きのう19日(2014年2月)の「とくダネ!」で「これから真央ちゃんの金メダルを見にいくんです」と言っていた司会の小倉智昭は、けさ20日はソチの特設スタジオにいた。浅田真央はショートプログラムで16位とまったく精彩を欠いたが、「浅田」で準備していた番組はもう調整がきかない。放送する方もつらいだろうが、見せられる方はもっとつらかった。
東京のスタジオも意気消沈…「とくダネ!」時間埋まらず四苦八苦
上位3人は韓国のキム・ヨナ(23)、ロシ アのA・ソトニコワ(17)、イタリアのカロリーナ・コストナー(27)で、いずれもノーミスで74点台の高得点だ。メダルはこの3人に絞られたといっていいような滑りだった。対して、日本選手は村上佳奈子(19)と鈴木明子(28)が60点台、村上、浅田真央(23)は55点台の16位に沈んだ。
ソチに着いていきなりこの結果を聞かされた小倉は、「あまりの衝撃で、ソチが暑いのか寒いのかもみてない」という。早くも番組が続かない。映像を送る東京側も手の打ちようがなかったのだろう。浅田が転倒するシーンを出すまでに、各選手の映像をつないでつないで、結局20分の時間稼ぎ。その後も、元選手でいまはフジテレビ社員の中野由加里が加わって、浅田の演技の解析に20分を費やして時間を埋める。最後に3選手のインタビューがあったが、浅田は「何が起こったかわからない」、村上は涙を流して「会場に飲まれた。

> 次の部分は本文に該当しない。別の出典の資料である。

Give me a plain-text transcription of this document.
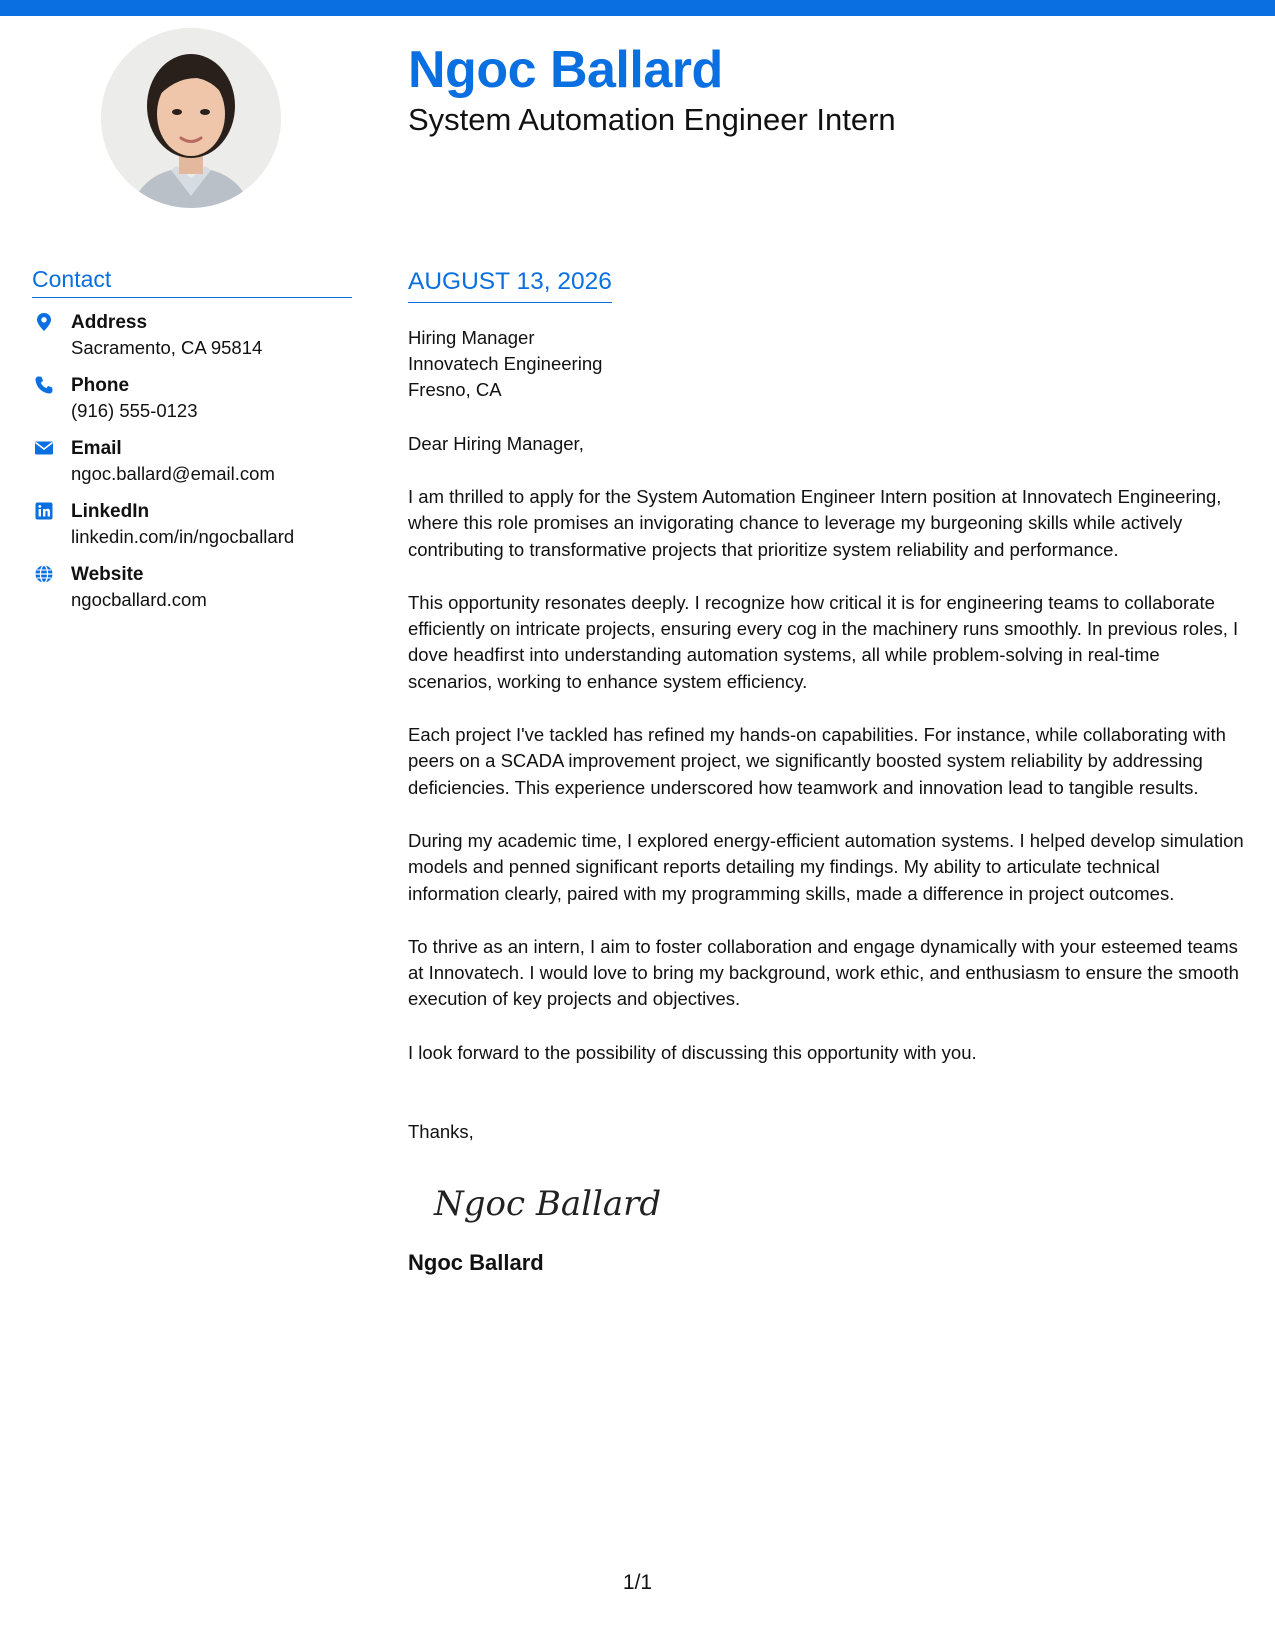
Ngoc Ballard
System Automation Engineer Intern
Contact
Address
Sacramento, CA 95814
Phone
(916) 555-0123
Email
ngoc.ballard@email.com
LinkedIn
linkedin.com/in/ngocballard
Website
ngocballard.com
AUGUST 13, 2026
Hiring Manager
Innovatech Engineering
Fresno, CA
Dear Hiring Manager,

I am thrilled to apply for the System Automation Engineer Intern position at Innovatech Engineering, where this role promises an invigorating chance to leverage my burgeoning skills while actively contributing to transformative projects that prioritize system reliability and performance.

This opportunity resonates deeply. I recognize how critical it is for engineering teams to collaborate efficiently on intricate projects, ensuring every cog in the machinery runs smoothly. In previous roles, I dove headfirst into understanding automation systems, all while problem-solving in real-time scenarios, working to enhance system efficiency.

Each project I've tackled has refined my hands-on capabilities. For instance, while collaborating with peers on a SCADA improvement project, we significantly boosted system reliability by addressing deficiencies. This experience underscored how teamwork and innovation lead to tangible results.

During my academic time, I explored energy-efficient automation systems. I helped develop simulation models and penned significant reports detailing my findings. My ability to articulate technical information clearly, paired with my programming skills, made a difference in project outcomes.

To thrive as an intern, I aim to foster collaboration and engage dynamically with your esteemed teams at Innovatech. I would love to bring my background, work ethic, and enthusiasm to ensure the smooth execution of key projects and objectives.

I look forward to the possibility of discussing this opportunity with you.

Thanks,
Ngoc Ballard
Ngoc Ballard
1/1
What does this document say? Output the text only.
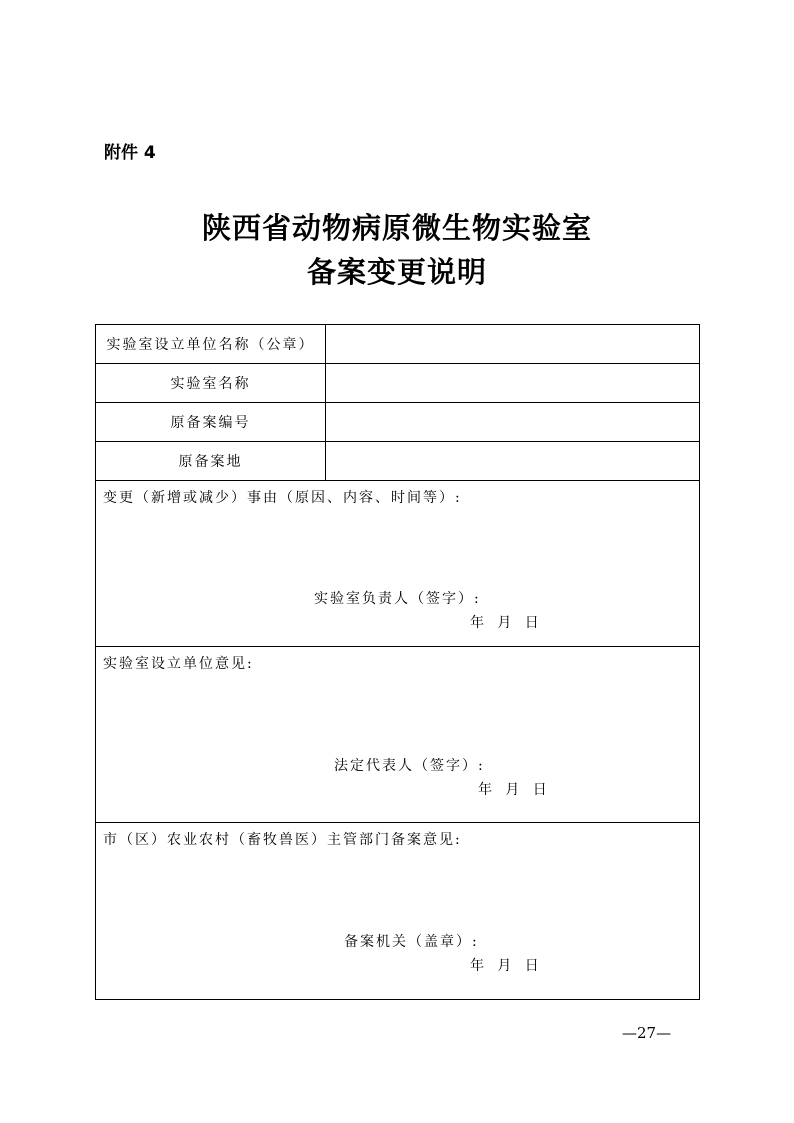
附件 4
陕西省动物病原微生物实验室
备案变更说明
实验室设立单位名称（公章）
实验室名称
原备案编号
原备案地
变更（新增或减少）事由（原因、内容、时间等）:
实验室负责人（签字）:
年   月   日
实验室设立单位意见:
法定代表人（签字）:
年   月   日
市（区）农业农村（畜牧兽医）主管部门备案意见:
备案机关（盖章）:
年   月   日
—27—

くやしい」と言葉少なだ。小倉もようやく「3選手とも目をうるませて…というのは考えられないこと」とフォローした。
元プロ陸上選手の為末大「期待に応えようと思った時のパフォーマンスは低くなりがちです。自分のためにやったときの方が、結果として高くなる。一番いいのは無邪気にやることだが、これがなかなかむずかしいんです」
笠井信輔アナ「たしかにスノボーなんかは無邪気にやっているように見えますよね」
なんとか浅田の話題で番組を引っ張ろうとするのだが、なかなか続かない。とうとう「あれから4年 集大成」というバンクーバー五輪後の浅田を追ったまとめを20分もやったのには驚いた。いかに注目のフィギュアとはいえ、まだ前半のSPでこれはなかろう。
スノボー「パラレル大回転」こんな面白い競技だったんだ!竹内智香が銀メダル
これに比べて、スノーボード・女子パラレル大回転の竹内智香選手(30)の銀メダルの話題は面白かった。レースはきのう19日のゴールデンタイムに生放送された。パラレル大回転というのは、2人が並んで滑る一騎打ちなのでわかりやすい。金メダルをかけた対決はスイスのP・クンマー選手が相手で、1回目は竹内が先行したが、2回目で竹内が転倒してしまった。
しかし、ゴールしたあと2人は抱き合っていた。竹内は2007年からスイスのナショナルチームに自分で乗込んで合宿に加わっていたのだ。クンマー はいわば仲間だ。スイスに拠点を移したのは、日本の強化体制に対する不満からだった。竹内はソルトレーク五輪から4度目の五輪だがメダルはない。10年のバンクーバー五輪でスイス選手と行動をともにした。それでもダメだった。スイスのコーチに「本当に五輪で勝ちたいのなら日本に戻れ」といわれ、これで変わったという。
竹内は「長かったが、これで他の選手はもっと簡単に入ってこられると思う」と話す。たしかに、勝たないと競技そのものが注目されない。スノボーのハーフパイプもそうだし、夏のフェンシングも女子サッカーもそうだった。このパラレル大回転は心理戦の要素もあってなかなか面白い競技だが、これまでどれだけの人が知っていただろう。
竹内は「次の韓国を目指す」と話している。笠井は「34歳ですね」というが、尊敬する人は三浦雄一郎氏なんだという。年なんか関係ない。